Malam remang melantunkan lagu lamanya, dingin berkesepian, menakutkan. Tak tahukah engkau, saat ini bintang dilangit lagi bermuram durja, disaput mendung menggantung, tak henti hentinya merengek rengek pada rembulan, agar segera diturunkan serinai hujan. Sebahagia akukah engkau, yang bermalam dengan sepotong daging kambing rebus, kuah belimbing berbacam ikan sepat kering dan saos wijen. Hidup ini agak liat memang, tapi kalau engkau mengunyahnya dengan pelan dan hati hati, tak ada kenikmatan yang tak bisa dikecap. Jangan dikenang. Siapa yang menghujat? Entahlah, kebosanan kadang sering datang tanpa diundang. Siapa takut? Kejenuhan bisa jadi membawa nikmat bila sempat kau hantarkan beserta sekaleng bir dan sebungkus popcorn rasa pedas. Lupakan semuanya, kekasih yang malas berdandan lagi, setelah puas mengarungi berlekuk kenikmatan berhidup ranjang.
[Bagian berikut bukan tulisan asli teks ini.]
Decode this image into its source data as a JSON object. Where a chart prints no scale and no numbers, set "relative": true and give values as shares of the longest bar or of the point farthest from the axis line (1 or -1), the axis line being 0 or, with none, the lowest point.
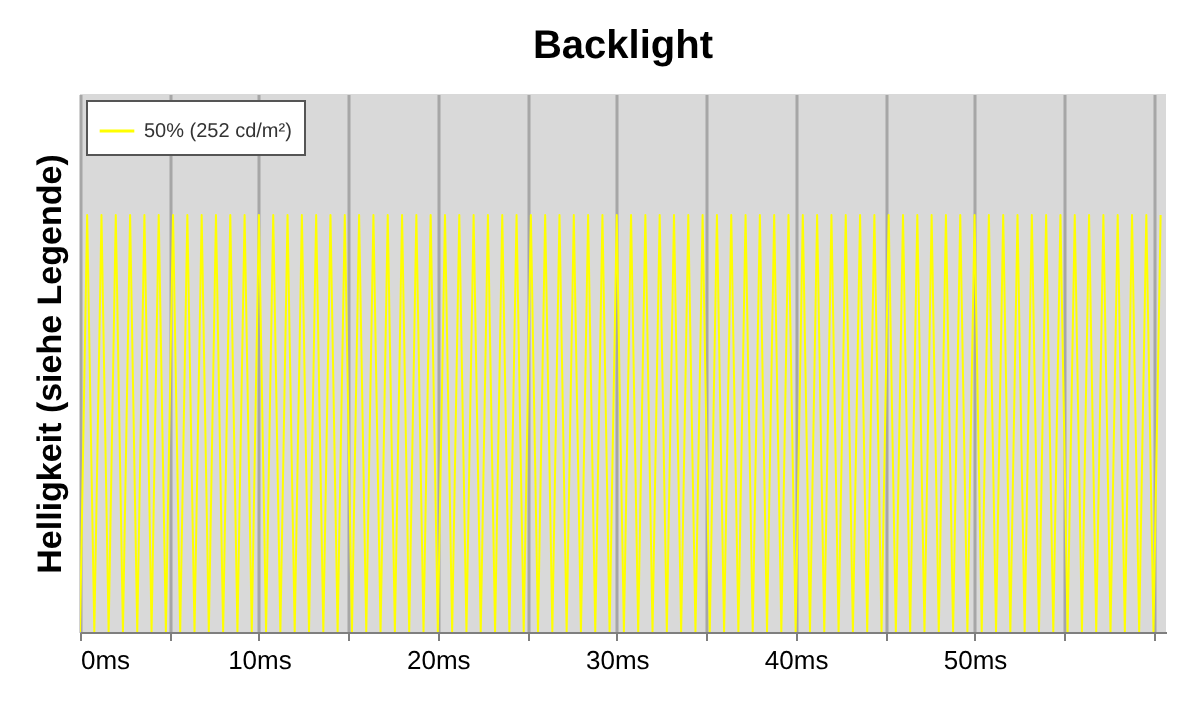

Ayo tunggu apalagi, kekasih lama menanti di perempatan jalan. Bagaimana dengan kenangan ikan panggang di pantai lapuk, bukankah baunya terasa gurih dan menantang. Dimana para pecundang? Lupakan saja, toh permainan hidup tak boleh dibawa ke tempat tidur, apalagi mempermasalahkan dengkur kekasih yang kelelahan. Bagaimana dengan anak anak? Wah, biarkan saja, mereka adalah dunia kecil kita, yang merasa tak memilikinya tanpa tangisan merajuk, merengek, memanja. Kekasihku, katanya dengan menggelayutkan selingkar tangannnya yang kukuh dan sedikit ramping, masak apa kita hari ini, atau kita serahkan saja sementara, pada koki langganan kita, nan gendut dan sedikit menjengkelkan, kala merasa hidangannya belum sempurna benar, sementara tangan kita tak sabar, ribut melulu memainkan sendok garpu di meja pesanan. Segeralah berangkat dewasa wahai kekasih kecilku, kapan kita bersua. Aku sudah tak ragu menunggu, sebait puisi, segelas sampanye, sepotong daging panggang, cukup untuk menorehkan kenangan runyam pada malam purnama menjelang. Katanya, tak suka daging panggang, baunya yang mengundang dan meranggas selera, serasa membuatku selalu ingin berlarian di padang rumput ilalang sepi. Sebaiknya kita menepi saja, disini sudah terasa lapang, segera lepas seleramu, jangan sampai aku memendam makian yang tak berkesudahan.